Financial Theory I – Asset Pricing Theory. This course aims at providing a deep understanding of the pricing of stocks and other financial assets. To this end, it covers the theory of asset pricing and the related empirical literature. It places special emphasis on the presentation of a coherent theoretical framework which encompasses all asset pricing models as special cases. Additionally, the course examines the linkages between the asset pricing models and portfolio selection.

Time Series Analysis. This course presents the basic types of time series that are used in finance: Autoregressive, Moving average, ARMA, ARCH, GARCH models; and their vector equivalents, VAR, VARMA. It also covers state-space models and Kalman filtering.

Financial Theory II – Corporate Finance. This course analyzes the main parameters of investment and financing decisions of firms. Specifically, it covers capital budgeting, the Modigliani – Miller theorem and its extensions, capital structure under asymmetric information, dividend policy and stock repurchases, plus mergers and acquisitions.
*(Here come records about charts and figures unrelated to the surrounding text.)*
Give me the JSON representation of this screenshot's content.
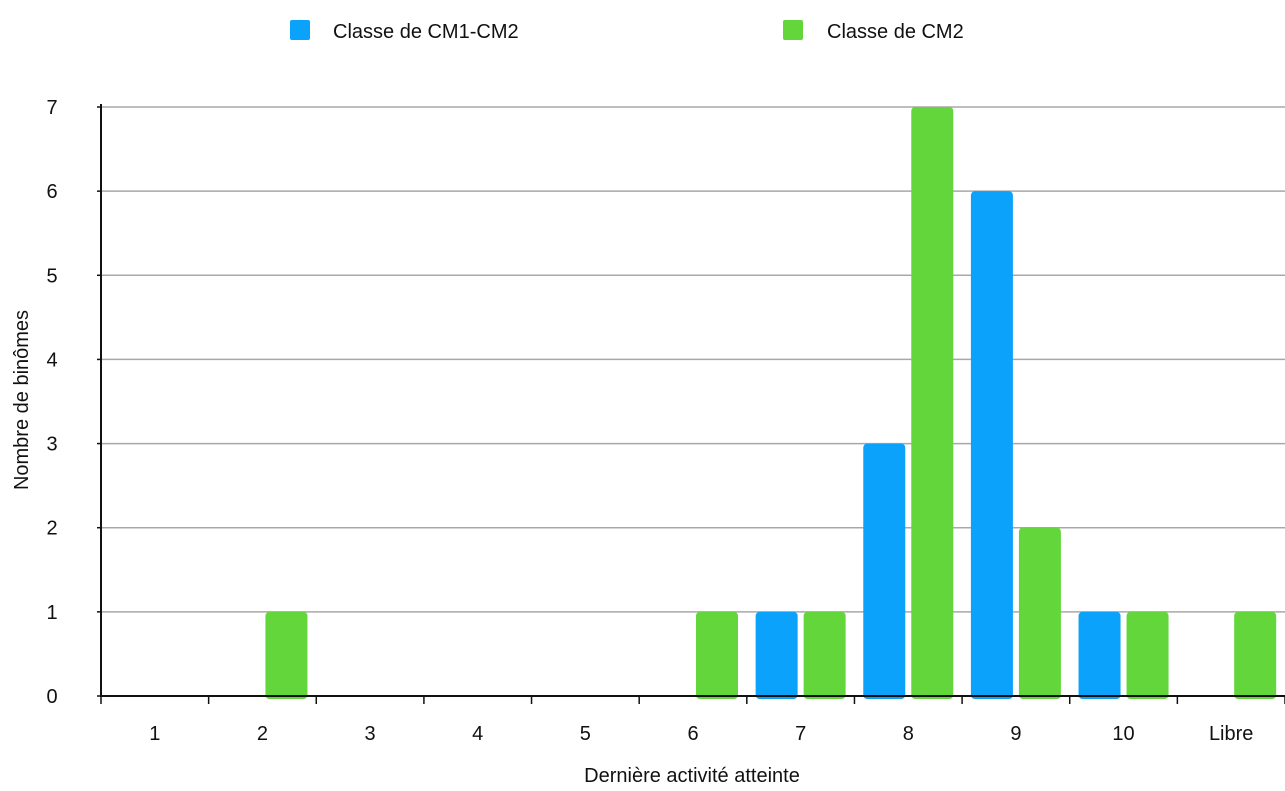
{
  "chart_data": {
    "type": "bar",
    "categories": [
      "1",
      "2",
      "3",
      "4",
      "5",
      "6",
      "7",
      "8",
      "9",
      "10",
      "Libre"
    ],
    "series": [
      {
        "name": "Classe de CM1-CM2",
        "color": "#0aa2fb",
        "values": [
          0,
          0,
          0,
          0,
          0,
          0,
          1,
          3,
          6,
          1,
          0
        ]
      },
      {
        "name": "Classe de CM2",
        "color": "#62d63a",
        "values": [
          0,
          1,
          0,
          0,
          0,
          1,
          1,
          7,
          2,
          1,
          1
        ]
      }
    ],
    "xlabel": "Dernière activité atteinte",
    "ylabel": "Nombre de binômes",
    "ylim": [
      0,
      7
    ],
    "yticks": [
      0,
      1,
      2,
      3,
      4,
      5,
      6,
      7
    ],
    "grid": true,
    "legend_position": "top-center"
  }
}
Financial Theory ΙΙΙ – Continuous Time Finance. Brief review of Stochastic Calculus: integration with respect to continuous martingales, Ito’s change of variable formula, Girsanov theorem, stochastic differential equations, and diffusion processes. Dynamic Stochastic Control: introduction to finite horizon control problems, the method of dynamic programming, the Hamilton-Jacobi-Bellman pde, Merton’s problem, and the convex duality approach. Continuous-time stochastic models for asset-prices: notions of trading strategies, arbitrage opportunities, contingent claims, hedging and pricing, the Fundamental Theorem (equivalence between the absence of arbitrage opportunities and the existence of equivalent martingale measures), complete and incomplete markets, fair price as an expectation under the equivalent martingale measure and as the solution to a pde, and the example of the Black-Scholes formula.

Special Topics in Finance Ι. This course is adapted to the needs and interests of each incoming doctoral class. In the past, it covered topics such as financial intermediation theory, the economics of financial system regulation and topics in econometrics and international finance.